Chaque évasion est donc aussi un défi à tout le monde pour réfléchir sur ce qu’est la prison et, dans notre cas et celui d’autres rebelles, pourquoi et comment nous la combattrons. En tant qu'ennemis de tout pouvoir, nous n’utilisons pas des armes chargées d’autorité, de réformes de lois, de négociations et de dialogues ; mais des armes forgées dans la liberté, dans le refus de commander et d’obéir. Et cet aspect, cette qualité de liberté nous rend capables de distinguer la prise d’otage quotidienne qu’exerce l'État sur les milliers de prisonniers dans ses taules, d'une prise d’otage de quelques instants pour obliger un geôlier à ouvrir les portes de l’enfer. Les gardiens de prison, qui se lamentent et font grève pour dénoncer cette manière de s’évader (comme s’ils ne dénonceraient pas aussi toutes les autres manières de s’évader), sont effectivement, au sein de la prison, de simples obstacles à franchir, comme les barreaux, les murs, les barbelés. Il n’y a rien de compliqué là-dedans, et les actes de torture, de violence gratuite et humiliante, restent jusqu’aujourd’hui le triste privilège des gardiens de prison, pas de ceux qui essayent de s’évader ou qui se révoltent contre la prison.
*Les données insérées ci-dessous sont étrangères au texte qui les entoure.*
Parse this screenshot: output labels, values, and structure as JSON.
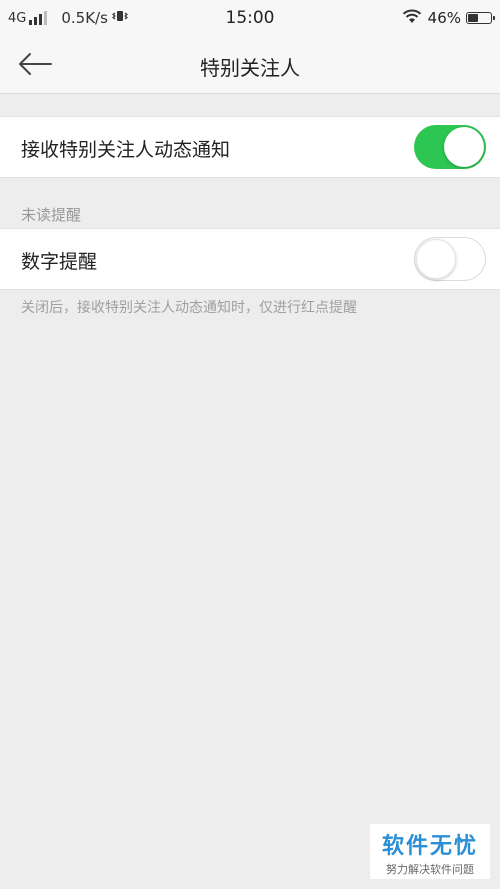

Sur le module d’isolement à Bruges

Le régime appliqué à nos compagnons Nordin Benallal et Farid Bamouhammad, qui se trouvent tous les deux dans le module d’isolement à Bruges, a récemment été approuvé et donc légalisé par un tribunal à Bruxelles. Des avocats avaient dénoncé les conditions de torture dans ce module, une véritable vengeance de l'État contre ces deux prisonniers qui n’ont jamais cessé de combattre la prison et la Justice, de critiquer cette société d’argent et de pouvoir. Mais le tribunal, réalisant comme toujours sa vocation de défenseur de l’ordre actuel, a considéré ce régime comme justifié (des cellules, où tout est en béton, en permanence éclairées par des phares ; la promenade dans une cage ; des menottes pour attacher Farid à la grille ou lors des rares occasions où il peut sortir de la cellule,…). Hans Meurisse, le colonel sans honte des prisons belges, en a encore rajouté une couche, en refusant de discuter avec l’avocat de Nordin à propos du régime – sale petite vengeance parce qu’une procédure devant le tribunal aurait pu critiquer son règne. Nordin et Farid sont actuellement au cachot dans le module, en signe de refus de l'ensemble de ce régime.

Et à Saint-Gilles…
Trois agressions contre des matons dans la rue, en route après leur sale boulot pour se rendre à la maison, ont suffi pour provoquer une grève au sein de la prison de Saint-Gilles. Des inconnus avaient reconnu les matons (ils avaient oublié de cacher leurs uniformes, comme les matons qui travaillent au module d’isolement cachent leur badge pour camoufler leur nom de tortionnaire) et les ont insultés, menacés, frappés, volés, bref… les ont attaqué. On ne saurait jamais oublier combien il est important de porter le conflit qui couve dans les taules dans la rue, dans une perspective offensive contre tout ce qui fait tourner la machine carcérale et ce qu’elle représente. On ne saura jamais oublier que l’injustice a un nom et une adresse.